Игорь Сергеевич наморщил лоб:
– Вы не про смерть ли тут часом говорите? Умрем мы все, если вы об этом, конечно. Люди смертны, как известно, – он усмехнулся и подмигнул собеседнику.
Тот показал большой палец и радостно улыбнулся:
– Вот-вот! Именно о ней я и говорил. Тут какими заводами и пароходами не рули, а в конце – известное пространство, ограниченное, да и обустроенное чужими руками, не слишком заботливыми причем.
Хозяин кабинета расхохотался. Отсмеявшись, он потянулся к стакану с остывшим чаем.
– Красиво вы расписали. Ну и что такого? Все смертны в конце концов…
– Знаете что, – Павлик смешно сморщил нос и скептически покрутил головой. – У вас в одной фразе – сразу несколько косяков глобальных. И пусть вы сейчас на все сто процентов и уверены, что так оно и есть, но можете мне на слово поверить: ошибаетесь вы. И сильно, смею вас заверить, ошибаетесь…
– Даже несколько, значит? Ну-ну… И что же это за косяки, как вы сейчас изящно выразились?
– Во-первых, никакой смерти в помине нет, – Павлик для убедительности даже покивал. – Во-вторых, нет тут никаких «всех», как вы сейчас это назвали, если, конечно, вам интересно мое мнение на сей счет. Но это, кстати, не только мое мнение, – он на миг улетел мыслью в дальние дали, правда, быстренько из них вернулся, встрепенувшись, и чуть наклонился к собеседнику. – Индусы, о которых у нас с вами уже шла речь, точно такой же точки зрения придерживались всегда, кстати. И сейчас так же считают. Да и не только индусы! У меня пальцев на руках не хватит, чтобы сосчитать, сколько самых разных товарищей эту точку зрения разделяют! Нету тут никаких «всех», и смерти тут нет, чтобы там кому ни казалось и ни мерещилось.
– Однако!.. – визави Павла внимательно посмотрел на него. Казалось, ему хочется что-то спросить, но он сомневается. Потом, видимо, все же решился:
– А вы, Павел, верующий, выходит? Вы уж простите, если вопрос некорректный задал.
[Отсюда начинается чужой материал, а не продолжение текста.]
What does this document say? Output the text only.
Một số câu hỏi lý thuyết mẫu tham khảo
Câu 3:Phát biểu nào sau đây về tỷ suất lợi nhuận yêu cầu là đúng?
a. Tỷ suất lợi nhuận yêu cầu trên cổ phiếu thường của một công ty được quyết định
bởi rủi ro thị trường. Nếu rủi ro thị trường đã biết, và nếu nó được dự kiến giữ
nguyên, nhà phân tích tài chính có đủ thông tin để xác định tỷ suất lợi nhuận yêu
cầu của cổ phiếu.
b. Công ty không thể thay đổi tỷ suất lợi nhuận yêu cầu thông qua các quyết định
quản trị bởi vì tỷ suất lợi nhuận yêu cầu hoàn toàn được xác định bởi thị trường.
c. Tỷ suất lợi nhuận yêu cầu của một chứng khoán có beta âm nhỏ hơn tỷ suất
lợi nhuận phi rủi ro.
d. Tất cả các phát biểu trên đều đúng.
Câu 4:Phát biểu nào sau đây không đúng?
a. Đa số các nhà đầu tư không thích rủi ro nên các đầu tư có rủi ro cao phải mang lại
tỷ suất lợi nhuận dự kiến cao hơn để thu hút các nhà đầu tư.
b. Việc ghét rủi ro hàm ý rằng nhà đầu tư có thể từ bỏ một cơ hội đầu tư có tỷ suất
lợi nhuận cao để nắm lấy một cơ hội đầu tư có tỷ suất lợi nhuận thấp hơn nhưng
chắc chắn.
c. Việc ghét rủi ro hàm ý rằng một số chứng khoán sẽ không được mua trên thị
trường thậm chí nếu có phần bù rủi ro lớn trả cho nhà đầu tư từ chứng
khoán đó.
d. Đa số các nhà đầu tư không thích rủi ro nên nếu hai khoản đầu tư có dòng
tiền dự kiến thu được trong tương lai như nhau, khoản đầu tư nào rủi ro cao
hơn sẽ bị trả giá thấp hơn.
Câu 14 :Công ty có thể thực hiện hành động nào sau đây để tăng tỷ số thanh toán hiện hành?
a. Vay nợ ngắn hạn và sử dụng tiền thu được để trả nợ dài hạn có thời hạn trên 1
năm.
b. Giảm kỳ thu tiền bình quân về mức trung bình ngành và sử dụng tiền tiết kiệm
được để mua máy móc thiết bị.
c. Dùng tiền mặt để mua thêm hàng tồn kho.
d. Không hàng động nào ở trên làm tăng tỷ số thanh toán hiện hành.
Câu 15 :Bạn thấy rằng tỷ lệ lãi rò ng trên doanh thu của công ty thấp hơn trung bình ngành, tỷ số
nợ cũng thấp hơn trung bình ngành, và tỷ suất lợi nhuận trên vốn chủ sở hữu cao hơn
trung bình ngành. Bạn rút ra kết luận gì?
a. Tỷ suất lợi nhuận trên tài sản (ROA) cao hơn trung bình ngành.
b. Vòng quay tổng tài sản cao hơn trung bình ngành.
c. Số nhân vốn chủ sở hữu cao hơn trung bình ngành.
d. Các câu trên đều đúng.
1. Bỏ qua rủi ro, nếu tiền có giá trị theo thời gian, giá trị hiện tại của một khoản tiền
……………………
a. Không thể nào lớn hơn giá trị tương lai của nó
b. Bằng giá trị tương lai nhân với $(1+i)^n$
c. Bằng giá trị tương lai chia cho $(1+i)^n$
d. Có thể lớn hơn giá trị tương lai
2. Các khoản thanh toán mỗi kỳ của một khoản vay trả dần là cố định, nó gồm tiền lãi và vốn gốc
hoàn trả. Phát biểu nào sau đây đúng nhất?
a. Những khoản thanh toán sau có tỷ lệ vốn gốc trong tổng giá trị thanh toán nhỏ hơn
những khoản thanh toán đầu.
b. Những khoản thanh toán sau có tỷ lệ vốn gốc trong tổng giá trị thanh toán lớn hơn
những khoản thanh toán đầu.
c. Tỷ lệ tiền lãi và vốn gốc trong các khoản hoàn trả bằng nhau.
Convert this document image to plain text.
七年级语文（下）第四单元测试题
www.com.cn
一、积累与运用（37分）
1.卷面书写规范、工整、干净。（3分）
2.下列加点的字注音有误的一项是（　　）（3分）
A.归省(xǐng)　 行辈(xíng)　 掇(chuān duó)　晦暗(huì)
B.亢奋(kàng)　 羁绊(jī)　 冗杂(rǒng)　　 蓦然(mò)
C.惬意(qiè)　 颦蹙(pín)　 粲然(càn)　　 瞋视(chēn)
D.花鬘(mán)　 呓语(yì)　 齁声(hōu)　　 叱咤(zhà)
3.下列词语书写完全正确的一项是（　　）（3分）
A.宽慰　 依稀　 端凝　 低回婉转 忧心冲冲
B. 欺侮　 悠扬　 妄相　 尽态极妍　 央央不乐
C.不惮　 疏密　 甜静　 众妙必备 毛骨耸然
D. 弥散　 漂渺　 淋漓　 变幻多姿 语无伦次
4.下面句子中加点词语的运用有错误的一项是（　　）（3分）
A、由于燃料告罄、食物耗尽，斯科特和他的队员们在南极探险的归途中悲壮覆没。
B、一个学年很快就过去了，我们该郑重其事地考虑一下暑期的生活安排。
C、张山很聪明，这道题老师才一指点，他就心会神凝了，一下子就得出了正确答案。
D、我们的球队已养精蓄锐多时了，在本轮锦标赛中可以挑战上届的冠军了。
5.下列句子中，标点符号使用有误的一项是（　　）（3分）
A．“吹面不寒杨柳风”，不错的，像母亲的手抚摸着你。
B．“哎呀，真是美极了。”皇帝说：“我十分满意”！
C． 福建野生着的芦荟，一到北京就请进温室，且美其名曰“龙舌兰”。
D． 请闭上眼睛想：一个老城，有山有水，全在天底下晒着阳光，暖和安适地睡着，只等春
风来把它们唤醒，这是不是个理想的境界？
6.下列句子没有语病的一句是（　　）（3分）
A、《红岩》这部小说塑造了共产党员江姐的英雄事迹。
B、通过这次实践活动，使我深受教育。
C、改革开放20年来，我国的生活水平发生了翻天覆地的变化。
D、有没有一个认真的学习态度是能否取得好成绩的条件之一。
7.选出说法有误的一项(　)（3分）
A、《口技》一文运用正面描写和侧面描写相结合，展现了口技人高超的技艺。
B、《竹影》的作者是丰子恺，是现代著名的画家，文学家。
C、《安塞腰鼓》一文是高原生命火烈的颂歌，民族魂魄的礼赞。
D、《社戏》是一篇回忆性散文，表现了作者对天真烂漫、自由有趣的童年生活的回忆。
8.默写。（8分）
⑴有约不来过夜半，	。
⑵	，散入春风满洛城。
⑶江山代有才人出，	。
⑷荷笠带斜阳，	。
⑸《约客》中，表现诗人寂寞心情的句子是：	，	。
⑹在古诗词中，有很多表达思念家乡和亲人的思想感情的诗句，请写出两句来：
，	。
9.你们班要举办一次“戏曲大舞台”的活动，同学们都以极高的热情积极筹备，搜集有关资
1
– Нормальный вопрос. Я-то? Не, упаси, Орел наш Говинда, от такого, – Павлик усмехнулся и покачал головой. – Мне зачем верить, Игорь Сергеевич, когда я и так вижу?
– Видите?.. – Игорь Сергеевич с сомнением глянул на гостя и недоуменно пожал плечами. – Признаюсь, не совсем вас сейчас понял. Что значит «вижу»? И что именно вы видите?
– Вижу, – упрямо кивнул Павлик, сразу немного нахмурившись, словно внезапно вспомнил о чем-то малоприятном. – Хотя сразу скажу – не всегда. Иногда – вот точно тезка мой сказал! – как через мутное стекло вижу, гадательно, а иногда – лицом к лицу, то бишь ясно и отчетливо. Но так редко бывает, – он хмурился все сильнее. – А иногда вообще ничего не вижу, маюсь тогда, мучаюсь… Но потом – опять вижу…
Пока отрешенный Павлик произносил эту загадочную сентенцию, Игорь Сергеевич смотрел на него во все глаза с нарастающим изумлением, которое он сдерживать не собирался:
– Какой тезка ваш? Кому сказал? Через какое стекло мутное?
– Так Павел же, апостол который! Он в послании к этим, – Павлик, вспоминая слово, пощелкал пальцами – к коринфянам! Он так и сказал: сейчас Господа гадательно видим, как бы сквозь стекло мутное, а час настанет – узрим, как живого, лицом к лицу!
Крепкий мужчина в самом расцвете лет и ума озадаченно откинулся в кресле и лишь молча смотрел на нового знакомого. Спустя некоторое время он с сомнением и облегчением одновременно покачал головой и со здоровым и закономерным для его положения скепсисом спросил:
– Так вы что, значит, Господа, что ли, видите? – отчетливо читавшийся в интонации сарказм он даже не думал вуалировать на этот раз никакими улыбками.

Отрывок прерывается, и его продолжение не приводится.